MAINZ, Germany -- Only one-in-six Germans can recall a moment in which they felt truly happy, according to a new survey.
The poll also suggests that many Germans feel weighed down by the financial crisis in Europe -- despite the fact the country enjoys a record of solid growth.
The results showed that nearly half of all Germans say they are increasingly incapable of "true relaxation" and enjoying their free time, due to the stress of their everyday lives and the feeling of being constantly reachable.
German perfectionism may be part of the problem. About eight-in-10 of those surveyed remarked that they experience pleasure best when they have managed to achieve something first.
And while 91 percent of participants said that pleasure makes life worthwhile, only 15 percent recalled moments in which they felt truly happy.
'Traditional German virtues'
In recent months, German health officials have warned about so-called "burn-out syndrome," as experts highlighted a significant rise in the number of people suffering from depression in the country.
The poll was carried out by market research firm Rheingold. Psychologists interviewed 60 men and women and polled 1,000 other individuals across the country.

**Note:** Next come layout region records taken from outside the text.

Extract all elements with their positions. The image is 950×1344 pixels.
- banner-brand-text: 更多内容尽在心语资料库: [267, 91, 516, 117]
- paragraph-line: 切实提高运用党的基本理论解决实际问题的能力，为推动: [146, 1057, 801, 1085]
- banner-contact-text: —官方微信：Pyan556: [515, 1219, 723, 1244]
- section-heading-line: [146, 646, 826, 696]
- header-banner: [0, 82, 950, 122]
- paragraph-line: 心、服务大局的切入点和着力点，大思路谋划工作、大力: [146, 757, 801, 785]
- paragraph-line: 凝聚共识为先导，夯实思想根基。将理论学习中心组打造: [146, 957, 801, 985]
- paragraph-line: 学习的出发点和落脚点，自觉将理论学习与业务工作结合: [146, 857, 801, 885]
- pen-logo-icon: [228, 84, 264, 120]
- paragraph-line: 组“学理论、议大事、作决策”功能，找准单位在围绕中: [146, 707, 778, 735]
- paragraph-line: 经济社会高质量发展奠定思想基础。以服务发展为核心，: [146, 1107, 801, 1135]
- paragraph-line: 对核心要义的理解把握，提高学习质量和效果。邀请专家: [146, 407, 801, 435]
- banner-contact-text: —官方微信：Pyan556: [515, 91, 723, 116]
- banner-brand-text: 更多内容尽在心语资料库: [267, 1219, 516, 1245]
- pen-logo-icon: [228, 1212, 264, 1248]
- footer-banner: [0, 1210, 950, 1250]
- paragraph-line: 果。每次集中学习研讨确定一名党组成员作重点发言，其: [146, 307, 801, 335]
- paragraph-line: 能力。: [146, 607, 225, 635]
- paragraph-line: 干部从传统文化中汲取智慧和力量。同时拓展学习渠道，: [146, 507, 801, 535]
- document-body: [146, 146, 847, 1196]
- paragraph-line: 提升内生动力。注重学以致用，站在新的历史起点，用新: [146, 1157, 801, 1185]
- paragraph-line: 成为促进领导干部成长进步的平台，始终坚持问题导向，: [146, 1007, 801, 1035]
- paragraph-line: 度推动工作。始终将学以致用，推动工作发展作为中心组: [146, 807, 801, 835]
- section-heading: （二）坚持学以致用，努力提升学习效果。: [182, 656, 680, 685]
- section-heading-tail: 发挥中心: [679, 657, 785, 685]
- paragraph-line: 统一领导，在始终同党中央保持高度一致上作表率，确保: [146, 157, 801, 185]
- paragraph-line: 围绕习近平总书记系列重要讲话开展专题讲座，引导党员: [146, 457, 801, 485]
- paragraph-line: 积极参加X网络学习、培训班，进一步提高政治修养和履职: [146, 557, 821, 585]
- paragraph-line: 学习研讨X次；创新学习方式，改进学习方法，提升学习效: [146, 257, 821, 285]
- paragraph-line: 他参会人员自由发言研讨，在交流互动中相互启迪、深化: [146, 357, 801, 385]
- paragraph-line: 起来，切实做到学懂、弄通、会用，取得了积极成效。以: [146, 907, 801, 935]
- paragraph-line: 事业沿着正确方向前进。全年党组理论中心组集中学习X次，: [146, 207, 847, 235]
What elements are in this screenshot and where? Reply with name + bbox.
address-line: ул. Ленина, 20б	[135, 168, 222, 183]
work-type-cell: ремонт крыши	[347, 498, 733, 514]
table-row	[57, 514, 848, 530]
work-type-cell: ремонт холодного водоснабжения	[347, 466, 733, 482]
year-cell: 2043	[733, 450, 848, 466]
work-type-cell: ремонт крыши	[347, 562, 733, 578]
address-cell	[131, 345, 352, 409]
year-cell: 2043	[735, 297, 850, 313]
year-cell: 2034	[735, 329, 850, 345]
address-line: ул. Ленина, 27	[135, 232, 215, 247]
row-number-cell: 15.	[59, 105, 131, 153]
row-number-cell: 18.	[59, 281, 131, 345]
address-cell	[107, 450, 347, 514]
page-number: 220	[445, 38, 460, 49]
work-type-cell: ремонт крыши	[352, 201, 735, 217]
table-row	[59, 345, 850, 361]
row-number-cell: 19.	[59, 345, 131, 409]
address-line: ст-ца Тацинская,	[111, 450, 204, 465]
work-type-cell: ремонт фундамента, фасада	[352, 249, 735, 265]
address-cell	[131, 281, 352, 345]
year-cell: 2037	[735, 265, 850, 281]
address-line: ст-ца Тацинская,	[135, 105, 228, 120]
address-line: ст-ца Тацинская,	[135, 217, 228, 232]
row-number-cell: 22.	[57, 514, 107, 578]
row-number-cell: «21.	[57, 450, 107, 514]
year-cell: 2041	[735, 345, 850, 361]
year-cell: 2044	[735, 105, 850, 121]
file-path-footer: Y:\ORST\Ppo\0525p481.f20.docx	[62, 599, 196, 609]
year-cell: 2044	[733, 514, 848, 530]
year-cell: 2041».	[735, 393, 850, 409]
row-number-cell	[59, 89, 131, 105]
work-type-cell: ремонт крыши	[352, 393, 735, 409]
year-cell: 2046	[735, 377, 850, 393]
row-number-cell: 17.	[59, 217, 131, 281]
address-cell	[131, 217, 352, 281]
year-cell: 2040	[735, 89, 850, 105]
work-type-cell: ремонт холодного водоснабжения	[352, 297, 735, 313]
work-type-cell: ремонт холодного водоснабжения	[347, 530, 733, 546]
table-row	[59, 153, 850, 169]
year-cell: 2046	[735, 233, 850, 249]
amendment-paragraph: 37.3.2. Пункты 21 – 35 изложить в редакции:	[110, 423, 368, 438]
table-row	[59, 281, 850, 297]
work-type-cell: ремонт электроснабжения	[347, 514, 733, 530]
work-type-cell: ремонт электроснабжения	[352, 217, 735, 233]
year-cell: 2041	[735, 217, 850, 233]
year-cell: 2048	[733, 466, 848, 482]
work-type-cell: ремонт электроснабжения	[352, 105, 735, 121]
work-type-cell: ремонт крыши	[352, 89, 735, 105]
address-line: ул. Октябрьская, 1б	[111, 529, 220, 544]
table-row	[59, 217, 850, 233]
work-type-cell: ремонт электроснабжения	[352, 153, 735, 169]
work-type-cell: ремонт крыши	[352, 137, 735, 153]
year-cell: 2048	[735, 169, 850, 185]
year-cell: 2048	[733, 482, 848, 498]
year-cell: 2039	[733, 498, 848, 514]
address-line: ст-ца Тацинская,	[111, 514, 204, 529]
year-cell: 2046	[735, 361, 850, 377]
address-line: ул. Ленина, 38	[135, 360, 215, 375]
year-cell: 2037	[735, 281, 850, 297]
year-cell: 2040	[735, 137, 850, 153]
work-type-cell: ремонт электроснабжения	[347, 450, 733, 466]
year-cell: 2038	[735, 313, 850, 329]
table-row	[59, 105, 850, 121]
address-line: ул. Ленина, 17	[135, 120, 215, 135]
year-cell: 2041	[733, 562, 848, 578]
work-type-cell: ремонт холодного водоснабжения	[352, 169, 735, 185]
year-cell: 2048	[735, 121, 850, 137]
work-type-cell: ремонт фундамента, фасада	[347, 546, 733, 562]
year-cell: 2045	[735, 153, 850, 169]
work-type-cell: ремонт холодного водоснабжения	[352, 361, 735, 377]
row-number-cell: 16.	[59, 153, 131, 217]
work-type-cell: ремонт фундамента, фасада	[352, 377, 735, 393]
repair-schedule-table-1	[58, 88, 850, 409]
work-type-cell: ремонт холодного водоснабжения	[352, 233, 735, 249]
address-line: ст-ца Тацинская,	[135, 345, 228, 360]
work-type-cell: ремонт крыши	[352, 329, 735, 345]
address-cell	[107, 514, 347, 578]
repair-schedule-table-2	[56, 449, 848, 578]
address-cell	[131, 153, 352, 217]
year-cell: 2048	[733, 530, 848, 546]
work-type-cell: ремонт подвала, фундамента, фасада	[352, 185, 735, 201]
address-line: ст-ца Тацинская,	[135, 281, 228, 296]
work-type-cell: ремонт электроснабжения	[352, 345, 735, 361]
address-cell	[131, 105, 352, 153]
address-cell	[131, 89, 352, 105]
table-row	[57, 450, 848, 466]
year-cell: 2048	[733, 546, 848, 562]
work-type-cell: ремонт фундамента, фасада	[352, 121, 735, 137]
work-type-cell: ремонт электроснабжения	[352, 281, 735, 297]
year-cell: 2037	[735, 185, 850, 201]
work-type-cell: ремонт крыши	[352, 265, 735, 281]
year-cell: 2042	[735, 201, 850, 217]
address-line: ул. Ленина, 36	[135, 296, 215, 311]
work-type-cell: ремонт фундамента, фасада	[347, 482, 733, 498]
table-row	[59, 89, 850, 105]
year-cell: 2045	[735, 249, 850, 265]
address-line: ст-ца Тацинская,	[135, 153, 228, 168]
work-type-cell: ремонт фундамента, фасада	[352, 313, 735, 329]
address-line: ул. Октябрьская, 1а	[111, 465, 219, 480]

"We found that traditional German virtues, such as conscientiousness and the drive for perfectionism, played an important role in the answers of many people," said Rainer Pfuhler, the firm's marketing director. "While we did not specifically ask about the economic crisis in Europe, many participants in the survey independently raised the question 'why they cannot easily enjoy life', despite the fact that Germany is doing really well."